Regista: Mike Flanagan

Produzione: Stati Uniti d’America

Anno: 2017

 

 

 

Il nostro giudizio: DISCRETO

Recensione: Cristina Giammito

 

Gerald e Jessie sono una coppia sposata che decide di trascorrere una notte in una casa sul lago per ripristinare una passione che sembra essersi spenta col passare del tempo. Quando l’uomo, munito di manette, propone alla moglie un gioco erotico lei acconsente, seppur con una punta di ritrosia trapelante da gesti e parole. Al principio dell’atto amoroso questi avverte un malore e, crollando per terra, muore stroncato da un infarto. Da lì si dà avvio ad una lenta ed angosciante agonia, amplificata dalla luce che gradualmente svanisce dalla stanza ed irrigidisce le emozioni della fresca vedova. Impaurita, la donna si guarda intorno alla ricerca delle chiavi che le ridarebbero la libertà, ma la sfortuna vuole che siano troppo lontane per essere recuperate. Il ticchettio di un orologio immaginario scandisce un tempo che pare dissolto, terribilmente dilaniato dalla potenza di una crescente paura. Il peggio si figura con l’entrata in casa di un cane randagio che, facendo prevalere il suo istinto animalesco, inizia a cibarsi dei resti del povero marito defunto. La pellicola si snoda seguendo il percorso psicologico della moglie affranta che, allibita, non può far altro che starsene immobile sul letto, ammanettata; col pianto fa in modo che la negatività di pensieri ed emozioni si stacchi da lei e le rechi un temporaneo sollievo. È così che la stanza diviene involucro surreale, luogo in cui far scivolare i conflitti addensati all’interno della sua persona. La solitudine di Jessie dà modo alla sua psiche di espandersi e far rinsavire vecchie ferite riportate a galla dal vuoto del silenzio, prima fra tutte l’ambiguo rapporto con il padre; di seguito, riaffiorano grinze insinuatesi nella relazione con il marito, il quale appare, durante il delirio di lei, sotto forma di giudice intransigente.
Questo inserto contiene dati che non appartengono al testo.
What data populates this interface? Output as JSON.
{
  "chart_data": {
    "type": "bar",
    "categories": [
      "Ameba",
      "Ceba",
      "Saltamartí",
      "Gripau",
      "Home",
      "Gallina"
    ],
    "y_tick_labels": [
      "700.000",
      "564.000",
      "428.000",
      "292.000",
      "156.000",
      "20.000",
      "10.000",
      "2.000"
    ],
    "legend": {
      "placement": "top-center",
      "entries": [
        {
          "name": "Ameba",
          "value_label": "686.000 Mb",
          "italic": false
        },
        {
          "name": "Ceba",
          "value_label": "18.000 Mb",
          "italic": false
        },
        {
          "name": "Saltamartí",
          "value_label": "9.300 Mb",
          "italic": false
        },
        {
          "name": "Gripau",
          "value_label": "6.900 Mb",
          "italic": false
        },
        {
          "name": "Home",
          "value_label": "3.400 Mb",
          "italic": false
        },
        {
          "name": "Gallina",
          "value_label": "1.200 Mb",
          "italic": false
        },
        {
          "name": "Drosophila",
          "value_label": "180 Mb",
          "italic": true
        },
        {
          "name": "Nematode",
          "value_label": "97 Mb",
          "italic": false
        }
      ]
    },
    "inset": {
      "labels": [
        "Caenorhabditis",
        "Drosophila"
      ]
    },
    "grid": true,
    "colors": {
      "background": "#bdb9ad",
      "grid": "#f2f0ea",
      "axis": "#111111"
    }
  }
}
Inoltre, la pellicola inscena un dialogo frustrante tra la Jessie reale e la sua versione più sicura e giudiziosa, la quale la esorta a reagire tramite l’uso dell’ingegno. Inizia così un viaggio nella sua introspezione che raggiunge alti stadi di turbamento, soggiogati dalla mancanza di cibo e acqua. La notte giunge e la paura acquista connotati concreti che invogliano la mente a perdersi in un sottile gioco di realtà e finzione. Le ombre possono diventare scherzi ottici capaci di rallentare l’avanzare della razionalità, infondendo l’idea che qualcosa di strano stia realmente accadendo… o è tutto frutto di una pesante paranoia?

 

CONSIDERAZIONI FINALI:

 

Sebbene la trama sia intrigante, la suspense ammansisce il ritmo della narrazione arrivando ad atrofizzare la curiosità che si stempera insanabilmente. L’idea di rappresentare il conflitto psico - emotivo della donna, cibato dall’impotenza dettata dalla forzata immobilità, si disperde nella lentezza della vicenda che appare sempre meno credibile oltre che poco coinvolgente. Il film, adattamento cinematografico del romanzo di Stephen King, non aderisce allo spessore dell’opera scritta; al contrario, sminuisce il suo valore e ne demolisce l’attrattiva. Ne deriva una inaspettata delusione, risultato dell’appiattimento progressivo che raggiunge il proprio culmine nella parte finale.

Discutibile non solo a livello contenutistico ma anche in riferimento alle interpretazioni, la pellicola non soddisfa, a mio parere, le aspettative del genere, cadendo quasi immediatamente nel dimenticatoio.